3. Masalah yang lebih ke hulu adalah terkait ketersediaan obat-obatan yang masuk dalam
e-katalog seringkali minim atau malah kosong di industri faramsi nya. Mungkin PBF
sangat komitmen untuk melayani pemesanan obat e-katalog, namun seringkali jawaban
PBF adalah "kosong pabrik". Nah jika persoalan ini benar adanya, maka dapat kita
simpulkan bahwa masalah bukan terletak pada proses penyimpanan dan pendistribusian
akan tetapi persoalan terletak kepada komitmen Industri Farmasi untuk memproduksi
obat-obatan e-katalog.

Memang kembali harus diakui bahwa lemahnya pengawasan terhadap faskes menjadi salah
satu faktor penyebab utama persoalan ini. Sangat sulit memang mengawasi faskes dalam
pelayanan obat-obatan kepada pasien dengan membedakan pasien BPJS dan bukan peserta
BPJS. Siapa yang mampu menjamin bahwasanya semua obat yang dibeli dengan harga ekatalog HANYA akan diberikan kepada pasien peserta BPJS ? Siapa yang dapat memastikan
bahwa obat-obatan yang dibeli oleh faskes (pemerintah dan swasta) TIDAK dijual kepada
pasien bukan peserta BPJS dengan tarif RS ? Ditekankan disini bahwa peluang moral
hazzard ini tidak hanya terjadi di faskes swasta, namun faskes pemerintah pun tetap
memiliki kemungkinan yang sama sampai Universal Health Coverage (UHC) di Indonesia
dapat tercapai.
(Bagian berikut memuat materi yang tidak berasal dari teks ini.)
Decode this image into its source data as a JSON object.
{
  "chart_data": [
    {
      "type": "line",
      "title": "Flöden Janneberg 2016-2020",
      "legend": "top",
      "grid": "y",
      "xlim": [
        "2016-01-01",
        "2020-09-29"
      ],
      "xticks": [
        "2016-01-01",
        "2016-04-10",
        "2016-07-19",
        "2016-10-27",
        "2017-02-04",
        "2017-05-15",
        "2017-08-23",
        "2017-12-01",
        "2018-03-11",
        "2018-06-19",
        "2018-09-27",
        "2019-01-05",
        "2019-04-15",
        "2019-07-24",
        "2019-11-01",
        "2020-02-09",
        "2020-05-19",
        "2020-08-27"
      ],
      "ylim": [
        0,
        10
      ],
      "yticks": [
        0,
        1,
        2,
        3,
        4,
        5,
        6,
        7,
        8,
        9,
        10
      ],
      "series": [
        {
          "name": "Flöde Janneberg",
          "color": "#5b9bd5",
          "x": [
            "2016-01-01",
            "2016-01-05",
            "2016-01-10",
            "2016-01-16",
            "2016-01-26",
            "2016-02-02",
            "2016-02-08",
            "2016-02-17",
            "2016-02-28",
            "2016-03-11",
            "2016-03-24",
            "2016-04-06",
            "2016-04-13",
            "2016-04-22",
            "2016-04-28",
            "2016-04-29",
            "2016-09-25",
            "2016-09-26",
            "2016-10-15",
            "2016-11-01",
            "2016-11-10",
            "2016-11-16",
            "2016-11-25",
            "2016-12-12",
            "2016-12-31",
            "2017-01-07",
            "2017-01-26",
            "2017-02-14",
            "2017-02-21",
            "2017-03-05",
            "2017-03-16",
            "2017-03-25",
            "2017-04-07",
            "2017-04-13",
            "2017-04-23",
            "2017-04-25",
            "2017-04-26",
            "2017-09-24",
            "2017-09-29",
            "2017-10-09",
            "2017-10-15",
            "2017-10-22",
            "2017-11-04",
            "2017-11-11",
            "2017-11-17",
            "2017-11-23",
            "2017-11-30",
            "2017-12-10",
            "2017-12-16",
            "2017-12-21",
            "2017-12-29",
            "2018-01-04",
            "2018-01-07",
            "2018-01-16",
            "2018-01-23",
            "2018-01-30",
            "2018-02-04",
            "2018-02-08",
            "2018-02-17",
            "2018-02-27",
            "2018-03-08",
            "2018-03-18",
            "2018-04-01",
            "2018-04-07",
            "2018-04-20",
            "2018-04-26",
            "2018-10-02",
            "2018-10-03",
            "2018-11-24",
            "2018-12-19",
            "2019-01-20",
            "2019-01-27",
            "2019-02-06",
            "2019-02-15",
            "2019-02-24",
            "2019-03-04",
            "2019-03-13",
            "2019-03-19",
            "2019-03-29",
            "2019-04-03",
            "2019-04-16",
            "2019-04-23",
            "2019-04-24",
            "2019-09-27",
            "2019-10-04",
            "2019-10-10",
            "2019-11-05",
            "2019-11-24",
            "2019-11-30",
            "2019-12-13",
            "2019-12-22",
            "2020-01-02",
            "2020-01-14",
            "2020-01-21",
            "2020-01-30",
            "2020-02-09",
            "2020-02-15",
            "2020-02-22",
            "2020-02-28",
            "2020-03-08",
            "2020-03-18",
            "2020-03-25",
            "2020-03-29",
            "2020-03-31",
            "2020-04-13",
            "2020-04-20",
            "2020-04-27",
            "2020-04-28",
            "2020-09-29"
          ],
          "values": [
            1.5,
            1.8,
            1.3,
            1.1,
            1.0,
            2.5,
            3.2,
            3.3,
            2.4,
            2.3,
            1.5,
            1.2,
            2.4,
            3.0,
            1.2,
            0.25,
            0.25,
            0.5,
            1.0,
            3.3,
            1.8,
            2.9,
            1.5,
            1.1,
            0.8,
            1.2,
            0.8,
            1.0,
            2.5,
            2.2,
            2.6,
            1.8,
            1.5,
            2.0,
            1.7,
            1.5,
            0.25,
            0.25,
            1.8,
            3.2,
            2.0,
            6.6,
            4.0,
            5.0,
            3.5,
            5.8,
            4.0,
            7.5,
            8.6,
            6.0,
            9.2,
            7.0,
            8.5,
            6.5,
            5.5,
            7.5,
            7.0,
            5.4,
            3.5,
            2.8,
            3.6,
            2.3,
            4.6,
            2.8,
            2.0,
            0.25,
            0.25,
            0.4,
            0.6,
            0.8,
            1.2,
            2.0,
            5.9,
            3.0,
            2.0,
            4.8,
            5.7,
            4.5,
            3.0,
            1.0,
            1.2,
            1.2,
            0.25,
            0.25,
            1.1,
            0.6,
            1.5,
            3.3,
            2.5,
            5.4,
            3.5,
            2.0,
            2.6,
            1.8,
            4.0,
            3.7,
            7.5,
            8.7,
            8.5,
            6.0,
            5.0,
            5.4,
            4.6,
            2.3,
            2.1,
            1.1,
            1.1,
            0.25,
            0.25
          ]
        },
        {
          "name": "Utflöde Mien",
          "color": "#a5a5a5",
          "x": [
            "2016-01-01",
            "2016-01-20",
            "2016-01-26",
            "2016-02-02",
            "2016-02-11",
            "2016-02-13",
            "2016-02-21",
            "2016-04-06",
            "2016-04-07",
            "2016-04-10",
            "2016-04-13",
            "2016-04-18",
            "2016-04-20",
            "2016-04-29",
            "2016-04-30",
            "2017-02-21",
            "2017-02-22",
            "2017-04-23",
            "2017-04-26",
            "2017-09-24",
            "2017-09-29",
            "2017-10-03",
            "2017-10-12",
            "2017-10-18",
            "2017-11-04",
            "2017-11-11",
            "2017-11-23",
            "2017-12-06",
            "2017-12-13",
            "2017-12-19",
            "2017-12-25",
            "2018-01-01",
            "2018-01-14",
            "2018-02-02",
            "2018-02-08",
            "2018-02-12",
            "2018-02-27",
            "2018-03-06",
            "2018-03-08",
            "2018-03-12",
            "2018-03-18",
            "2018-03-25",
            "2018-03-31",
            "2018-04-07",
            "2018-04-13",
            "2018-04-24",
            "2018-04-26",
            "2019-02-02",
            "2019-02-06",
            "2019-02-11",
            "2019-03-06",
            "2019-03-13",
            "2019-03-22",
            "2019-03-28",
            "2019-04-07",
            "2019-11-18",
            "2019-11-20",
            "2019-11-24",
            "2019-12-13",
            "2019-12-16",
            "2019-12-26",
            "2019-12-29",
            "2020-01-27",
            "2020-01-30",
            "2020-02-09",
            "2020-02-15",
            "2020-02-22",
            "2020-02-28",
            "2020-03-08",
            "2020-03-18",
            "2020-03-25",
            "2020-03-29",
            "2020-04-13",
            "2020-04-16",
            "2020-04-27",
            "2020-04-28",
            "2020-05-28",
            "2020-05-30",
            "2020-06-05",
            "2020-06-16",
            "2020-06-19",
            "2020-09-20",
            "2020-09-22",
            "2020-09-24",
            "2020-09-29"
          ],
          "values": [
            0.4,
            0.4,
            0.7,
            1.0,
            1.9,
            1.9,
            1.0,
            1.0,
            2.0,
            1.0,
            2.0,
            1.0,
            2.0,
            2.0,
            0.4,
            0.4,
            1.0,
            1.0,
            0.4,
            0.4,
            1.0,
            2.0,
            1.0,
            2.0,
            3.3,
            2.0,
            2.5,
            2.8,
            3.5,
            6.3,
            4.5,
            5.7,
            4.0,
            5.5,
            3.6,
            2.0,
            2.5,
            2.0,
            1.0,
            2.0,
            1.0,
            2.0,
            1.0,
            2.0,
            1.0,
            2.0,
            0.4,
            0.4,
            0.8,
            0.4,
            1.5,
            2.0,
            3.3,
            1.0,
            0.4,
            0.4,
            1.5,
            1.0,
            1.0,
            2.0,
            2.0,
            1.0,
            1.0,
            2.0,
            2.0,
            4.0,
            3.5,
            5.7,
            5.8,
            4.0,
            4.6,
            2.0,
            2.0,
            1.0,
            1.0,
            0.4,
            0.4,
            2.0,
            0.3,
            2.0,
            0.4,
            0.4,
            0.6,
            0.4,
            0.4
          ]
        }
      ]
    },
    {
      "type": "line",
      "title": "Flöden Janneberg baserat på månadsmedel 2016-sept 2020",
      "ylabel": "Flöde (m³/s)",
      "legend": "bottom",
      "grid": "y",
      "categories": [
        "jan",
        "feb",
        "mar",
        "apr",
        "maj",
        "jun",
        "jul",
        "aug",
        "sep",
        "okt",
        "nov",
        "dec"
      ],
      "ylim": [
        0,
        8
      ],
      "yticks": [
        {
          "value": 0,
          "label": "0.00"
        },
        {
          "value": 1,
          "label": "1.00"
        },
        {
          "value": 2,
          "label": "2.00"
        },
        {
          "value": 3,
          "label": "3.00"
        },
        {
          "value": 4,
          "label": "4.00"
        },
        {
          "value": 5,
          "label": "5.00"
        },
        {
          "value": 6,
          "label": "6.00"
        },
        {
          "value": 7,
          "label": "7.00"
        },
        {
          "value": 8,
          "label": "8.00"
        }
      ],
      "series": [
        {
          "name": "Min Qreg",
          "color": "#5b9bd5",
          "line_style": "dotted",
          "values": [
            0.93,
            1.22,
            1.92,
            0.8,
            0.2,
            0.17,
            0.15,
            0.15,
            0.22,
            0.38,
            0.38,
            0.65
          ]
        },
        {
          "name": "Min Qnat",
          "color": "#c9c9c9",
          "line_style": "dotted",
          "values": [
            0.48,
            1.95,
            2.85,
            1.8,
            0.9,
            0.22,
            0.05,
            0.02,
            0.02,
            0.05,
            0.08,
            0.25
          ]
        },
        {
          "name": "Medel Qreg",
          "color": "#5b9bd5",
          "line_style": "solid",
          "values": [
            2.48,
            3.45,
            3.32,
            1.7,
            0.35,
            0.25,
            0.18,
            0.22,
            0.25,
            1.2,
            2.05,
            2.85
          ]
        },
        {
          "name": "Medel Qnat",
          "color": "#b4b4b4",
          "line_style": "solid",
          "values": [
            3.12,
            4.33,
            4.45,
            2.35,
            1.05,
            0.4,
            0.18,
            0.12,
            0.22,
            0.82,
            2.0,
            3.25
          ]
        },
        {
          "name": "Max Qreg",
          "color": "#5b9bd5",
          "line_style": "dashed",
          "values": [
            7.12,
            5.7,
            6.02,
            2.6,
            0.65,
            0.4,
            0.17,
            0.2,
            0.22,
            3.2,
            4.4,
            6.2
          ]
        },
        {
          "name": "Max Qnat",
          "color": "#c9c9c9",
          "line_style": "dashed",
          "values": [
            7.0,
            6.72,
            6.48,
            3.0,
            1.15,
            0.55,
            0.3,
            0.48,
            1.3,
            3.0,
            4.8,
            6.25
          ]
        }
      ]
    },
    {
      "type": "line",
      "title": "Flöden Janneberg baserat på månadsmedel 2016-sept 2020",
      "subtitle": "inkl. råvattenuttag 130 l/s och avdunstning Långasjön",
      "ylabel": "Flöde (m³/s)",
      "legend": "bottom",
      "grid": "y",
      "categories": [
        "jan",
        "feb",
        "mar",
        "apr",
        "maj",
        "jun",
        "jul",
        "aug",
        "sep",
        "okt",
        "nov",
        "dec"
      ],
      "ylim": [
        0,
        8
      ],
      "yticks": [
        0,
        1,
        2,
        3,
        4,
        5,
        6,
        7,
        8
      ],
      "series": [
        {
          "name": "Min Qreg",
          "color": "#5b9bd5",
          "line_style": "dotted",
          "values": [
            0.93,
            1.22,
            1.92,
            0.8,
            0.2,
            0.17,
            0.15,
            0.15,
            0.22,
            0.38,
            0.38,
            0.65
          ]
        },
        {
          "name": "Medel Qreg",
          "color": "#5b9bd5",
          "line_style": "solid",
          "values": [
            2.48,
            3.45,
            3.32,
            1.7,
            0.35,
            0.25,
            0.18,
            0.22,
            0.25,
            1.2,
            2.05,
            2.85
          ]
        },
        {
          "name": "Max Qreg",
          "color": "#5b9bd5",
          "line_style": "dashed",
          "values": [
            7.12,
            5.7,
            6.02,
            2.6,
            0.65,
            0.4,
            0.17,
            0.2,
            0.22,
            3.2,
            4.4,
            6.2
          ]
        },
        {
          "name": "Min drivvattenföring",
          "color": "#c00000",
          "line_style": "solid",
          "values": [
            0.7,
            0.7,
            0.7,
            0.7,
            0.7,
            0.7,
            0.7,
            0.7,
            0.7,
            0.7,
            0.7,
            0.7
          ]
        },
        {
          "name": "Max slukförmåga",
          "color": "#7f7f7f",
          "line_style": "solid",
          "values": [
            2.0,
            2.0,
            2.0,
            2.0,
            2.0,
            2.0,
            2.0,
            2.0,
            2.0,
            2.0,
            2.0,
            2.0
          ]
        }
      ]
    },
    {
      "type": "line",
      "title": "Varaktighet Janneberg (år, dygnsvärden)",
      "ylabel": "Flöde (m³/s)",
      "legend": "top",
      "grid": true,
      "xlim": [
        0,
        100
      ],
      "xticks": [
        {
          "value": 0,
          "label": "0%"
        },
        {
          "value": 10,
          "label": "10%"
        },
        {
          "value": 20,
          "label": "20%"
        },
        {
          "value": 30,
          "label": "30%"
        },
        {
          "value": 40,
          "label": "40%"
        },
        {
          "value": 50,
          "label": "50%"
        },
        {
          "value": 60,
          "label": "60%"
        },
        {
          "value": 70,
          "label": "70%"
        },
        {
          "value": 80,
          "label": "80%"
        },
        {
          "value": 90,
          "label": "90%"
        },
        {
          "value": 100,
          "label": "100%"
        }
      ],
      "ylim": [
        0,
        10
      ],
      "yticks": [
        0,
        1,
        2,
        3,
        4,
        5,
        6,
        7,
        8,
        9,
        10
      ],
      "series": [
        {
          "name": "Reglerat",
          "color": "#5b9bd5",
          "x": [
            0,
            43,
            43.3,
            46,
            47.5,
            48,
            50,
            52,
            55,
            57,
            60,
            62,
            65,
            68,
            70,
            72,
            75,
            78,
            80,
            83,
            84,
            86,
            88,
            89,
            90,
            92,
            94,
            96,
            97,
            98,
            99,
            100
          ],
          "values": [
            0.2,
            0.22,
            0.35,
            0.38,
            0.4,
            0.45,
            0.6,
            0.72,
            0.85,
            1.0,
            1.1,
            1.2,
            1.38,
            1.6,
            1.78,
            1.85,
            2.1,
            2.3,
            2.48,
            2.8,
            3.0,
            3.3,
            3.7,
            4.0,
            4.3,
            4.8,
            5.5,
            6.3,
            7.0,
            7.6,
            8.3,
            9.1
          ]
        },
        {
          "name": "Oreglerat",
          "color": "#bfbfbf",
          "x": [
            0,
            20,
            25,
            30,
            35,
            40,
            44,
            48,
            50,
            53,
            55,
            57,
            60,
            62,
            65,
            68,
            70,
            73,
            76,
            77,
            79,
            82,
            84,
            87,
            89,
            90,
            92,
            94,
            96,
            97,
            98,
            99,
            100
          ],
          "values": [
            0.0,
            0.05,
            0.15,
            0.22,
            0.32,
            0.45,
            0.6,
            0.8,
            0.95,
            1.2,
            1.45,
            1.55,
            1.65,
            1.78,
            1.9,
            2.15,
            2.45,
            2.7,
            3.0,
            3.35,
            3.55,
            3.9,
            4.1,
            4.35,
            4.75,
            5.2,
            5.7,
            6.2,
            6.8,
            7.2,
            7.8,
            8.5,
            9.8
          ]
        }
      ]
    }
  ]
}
Dan lagi-lagi menurut saya adalah peran Badan Pengawas Rumah Sakit
(BPRS) yang belum berjalan optimal dan maksimal.
Adanya temuan kasus moral hazzard di sebuah/beberapa faskes TIDAK BOLEH menjadi
alasan pembenaran oleh industri farmasi dan PBF tidak mau melayani pembelian obatobatan dengan harga e-katalog oleh faskes dan apotek jejaring BPJS. Yang melakukan
penyalahgunaan silahkan ditindak, tapi saya yakin masih banyak faskes swasta dan apotek
jejaring yang masih tetap menjalankan pelayanan dengan baik dan benar sesuai ketentuan
yang berlaku. Tidak adil bagi faskes swasta dan apotek jejaring BPJS yang memiliki
komitmen tinggi terhadap program JKN ini jika harus terkena "getahnya".
Melakukan pemecahan masalah yang sangat rumit terkait penyedian obat-obatan dan BHP
bagi peserta program JKN sembari terus berupaya memperbaiki sistem pengadaan,
penyaluran (distibusi) juga pengawasan merupakan salah satu faktor kunci utama
keberhasilan program JKN menuju Universal Health Coverage (UHC) Indonesia tahun 2019.
Selama masalah "complicated" ini tidak diatasi, maka rasanya sangat sulit memenuhi
komitmen faskes yang tidak boleh ada iur biaya terhadap pasien peserta BPJS Kesehatan.